Clinical factors associated with in-hospital death in pediatric surgical patients admitted to the neonatal intensive care unit: A 15-year single tertiary center experience
Journal of Pediatric Surgery Aug 14, 2017
Otake K, et al. – Authors planned this study to assess clinical characteristics and primary surgical diagnoses associated with in–hospital death in pediatric surgical patients admitted to the neonatal intensive care unit (NICU) of a tertiary hospital. Findings demonstrated congenital diaphragmatic hernia (CDH), Necrotizing enterocolitis (NEC), and extremely low birth weight (ELBW) as independent predictive factors associated with in–hospital death of pediatric surgical patients in their NICU. This suggested the necessity for novel approaches for those conditions to improve the survival.
Methods
- Authors performed this retrospective study that included all patients admitted to their NICU for pediatric surgical diseases between January 2001 and December 2015.
- They undertook univariate and multivariate binary logistic regression to determine independent factors associated with in-hospital death.
Results
- Authors included 440 cases; 334 (83.5%) patients underwent one or more surgeries.
- 36 cases died (8.2%) while hospitalized in the NICU.

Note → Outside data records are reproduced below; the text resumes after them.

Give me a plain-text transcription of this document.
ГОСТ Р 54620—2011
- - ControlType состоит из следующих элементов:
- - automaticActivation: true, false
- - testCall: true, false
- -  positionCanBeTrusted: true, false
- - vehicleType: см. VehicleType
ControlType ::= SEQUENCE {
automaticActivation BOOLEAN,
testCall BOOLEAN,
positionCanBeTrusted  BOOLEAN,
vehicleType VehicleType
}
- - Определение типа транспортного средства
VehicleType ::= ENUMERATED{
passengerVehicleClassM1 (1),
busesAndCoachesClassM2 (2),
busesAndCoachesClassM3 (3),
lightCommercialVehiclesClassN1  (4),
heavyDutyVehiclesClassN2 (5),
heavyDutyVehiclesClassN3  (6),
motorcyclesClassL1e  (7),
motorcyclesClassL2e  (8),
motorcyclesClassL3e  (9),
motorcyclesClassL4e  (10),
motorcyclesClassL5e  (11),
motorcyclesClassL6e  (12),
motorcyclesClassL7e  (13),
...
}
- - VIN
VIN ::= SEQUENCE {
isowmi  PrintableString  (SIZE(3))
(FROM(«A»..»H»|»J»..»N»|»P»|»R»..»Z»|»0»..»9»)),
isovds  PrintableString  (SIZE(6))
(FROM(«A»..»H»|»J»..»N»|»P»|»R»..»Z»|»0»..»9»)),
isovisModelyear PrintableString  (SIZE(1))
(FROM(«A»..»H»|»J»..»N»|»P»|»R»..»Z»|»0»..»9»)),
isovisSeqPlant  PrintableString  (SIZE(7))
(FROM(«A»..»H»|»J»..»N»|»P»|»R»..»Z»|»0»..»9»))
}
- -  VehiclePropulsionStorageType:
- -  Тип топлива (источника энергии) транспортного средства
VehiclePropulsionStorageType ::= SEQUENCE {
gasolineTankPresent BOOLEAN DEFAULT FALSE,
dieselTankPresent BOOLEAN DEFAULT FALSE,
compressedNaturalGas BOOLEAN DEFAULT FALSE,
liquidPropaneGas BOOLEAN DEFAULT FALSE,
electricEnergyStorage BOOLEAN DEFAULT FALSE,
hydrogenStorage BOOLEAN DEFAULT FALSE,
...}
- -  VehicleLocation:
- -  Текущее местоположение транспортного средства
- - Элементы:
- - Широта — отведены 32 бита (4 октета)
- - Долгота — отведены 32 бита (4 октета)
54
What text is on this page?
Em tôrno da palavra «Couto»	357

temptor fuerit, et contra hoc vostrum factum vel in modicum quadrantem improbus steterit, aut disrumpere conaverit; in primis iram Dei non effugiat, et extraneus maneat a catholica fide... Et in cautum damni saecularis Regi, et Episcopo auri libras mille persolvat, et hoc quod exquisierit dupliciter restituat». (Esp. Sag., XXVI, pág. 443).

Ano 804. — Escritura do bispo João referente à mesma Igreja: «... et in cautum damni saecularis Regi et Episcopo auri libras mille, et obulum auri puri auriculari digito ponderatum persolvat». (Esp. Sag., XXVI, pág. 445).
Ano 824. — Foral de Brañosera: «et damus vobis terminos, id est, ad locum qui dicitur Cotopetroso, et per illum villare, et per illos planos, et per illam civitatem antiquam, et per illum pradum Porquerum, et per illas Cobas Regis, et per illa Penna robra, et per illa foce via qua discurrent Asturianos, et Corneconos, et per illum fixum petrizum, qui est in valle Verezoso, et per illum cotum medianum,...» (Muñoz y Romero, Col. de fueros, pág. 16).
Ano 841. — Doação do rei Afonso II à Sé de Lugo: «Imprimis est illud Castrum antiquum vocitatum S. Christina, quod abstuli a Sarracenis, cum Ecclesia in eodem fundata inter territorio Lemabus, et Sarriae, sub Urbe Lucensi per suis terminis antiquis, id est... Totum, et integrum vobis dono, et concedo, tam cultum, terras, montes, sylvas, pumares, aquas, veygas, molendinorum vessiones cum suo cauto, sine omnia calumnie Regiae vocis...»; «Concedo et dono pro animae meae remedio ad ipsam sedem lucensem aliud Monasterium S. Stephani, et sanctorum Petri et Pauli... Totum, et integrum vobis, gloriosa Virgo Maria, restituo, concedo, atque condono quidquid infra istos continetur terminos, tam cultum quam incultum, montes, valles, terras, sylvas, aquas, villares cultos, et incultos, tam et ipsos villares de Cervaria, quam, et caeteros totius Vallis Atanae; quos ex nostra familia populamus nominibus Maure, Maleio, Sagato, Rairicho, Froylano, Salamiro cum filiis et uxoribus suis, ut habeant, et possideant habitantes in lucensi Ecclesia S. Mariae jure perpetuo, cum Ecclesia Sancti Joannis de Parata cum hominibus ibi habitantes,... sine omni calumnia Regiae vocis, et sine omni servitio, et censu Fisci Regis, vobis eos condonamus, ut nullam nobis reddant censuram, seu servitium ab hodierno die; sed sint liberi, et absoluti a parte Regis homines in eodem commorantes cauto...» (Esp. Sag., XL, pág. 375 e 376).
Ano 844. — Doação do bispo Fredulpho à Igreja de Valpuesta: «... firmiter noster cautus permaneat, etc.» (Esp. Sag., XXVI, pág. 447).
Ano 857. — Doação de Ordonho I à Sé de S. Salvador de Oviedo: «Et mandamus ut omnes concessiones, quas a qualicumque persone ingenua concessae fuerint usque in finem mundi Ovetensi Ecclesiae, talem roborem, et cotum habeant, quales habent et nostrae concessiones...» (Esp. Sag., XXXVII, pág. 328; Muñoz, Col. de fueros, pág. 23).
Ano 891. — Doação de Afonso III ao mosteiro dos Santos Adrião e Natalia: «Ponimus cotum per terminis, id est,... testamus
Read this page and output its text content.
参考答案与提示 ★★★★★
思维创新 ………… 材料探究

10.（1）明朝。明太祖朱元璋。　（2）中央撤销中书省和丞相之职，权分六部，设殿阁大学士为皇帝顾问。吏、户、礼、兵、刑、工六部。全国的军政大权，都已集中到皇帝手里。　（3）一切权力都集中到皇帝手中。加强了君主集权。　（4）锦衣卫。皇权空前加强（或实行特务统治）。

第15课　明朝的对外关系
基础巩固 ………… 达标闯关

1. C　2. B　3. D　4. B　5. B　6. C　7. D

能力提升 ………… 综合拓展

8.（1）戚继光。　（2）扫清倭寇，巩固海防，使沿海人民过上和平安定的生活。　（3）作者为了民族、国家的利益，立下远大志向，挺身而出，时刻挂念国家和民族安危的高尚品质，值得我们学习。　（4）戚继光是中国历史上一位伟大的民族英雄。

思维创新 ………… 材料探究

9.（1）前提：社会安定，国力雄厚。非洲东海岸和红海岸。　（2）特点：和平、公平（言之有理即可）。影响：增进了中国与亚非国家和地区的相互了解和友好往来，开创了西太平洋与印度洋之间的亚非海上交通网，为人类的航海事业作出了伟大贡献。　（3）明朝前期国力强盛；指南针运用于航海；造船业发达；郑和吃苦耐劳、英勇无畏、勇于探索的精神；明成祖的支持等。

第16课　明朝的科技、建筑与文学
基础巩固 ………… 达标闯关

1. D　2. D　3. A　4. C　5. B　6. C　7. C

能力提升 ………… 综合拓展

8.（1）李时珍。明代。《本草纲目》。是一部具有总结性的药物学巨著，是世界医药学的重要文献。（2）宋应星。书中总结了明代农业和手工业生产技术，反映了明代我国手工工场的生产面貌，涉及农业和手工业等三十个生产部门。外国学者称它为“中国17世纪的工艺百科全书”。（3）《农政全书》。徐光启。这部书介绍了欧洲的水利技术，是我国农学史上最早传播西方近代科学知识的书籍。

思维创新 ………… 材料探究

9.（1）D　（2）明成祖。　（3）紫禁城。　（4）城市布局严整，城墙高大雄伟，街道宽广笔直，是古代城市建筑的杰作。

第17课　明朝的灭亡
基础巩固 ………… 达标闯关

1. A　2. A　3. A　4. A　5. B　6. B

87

- Surgical diagnoses commonly identified were: intestinal atresia/stenosis, anorectal malformation, CDH, esophageal atresia, and urinary system disorder.
- NEC was observed associated with the highest mortality rate.
- Using logistic regression, ELBW (odds ratio (OR) = 6.594; P = 0.006), CDH (OR = 13.954; P < 0.001), and NEC (OR = 8.991; P = 0.049) predicted in-hospital death.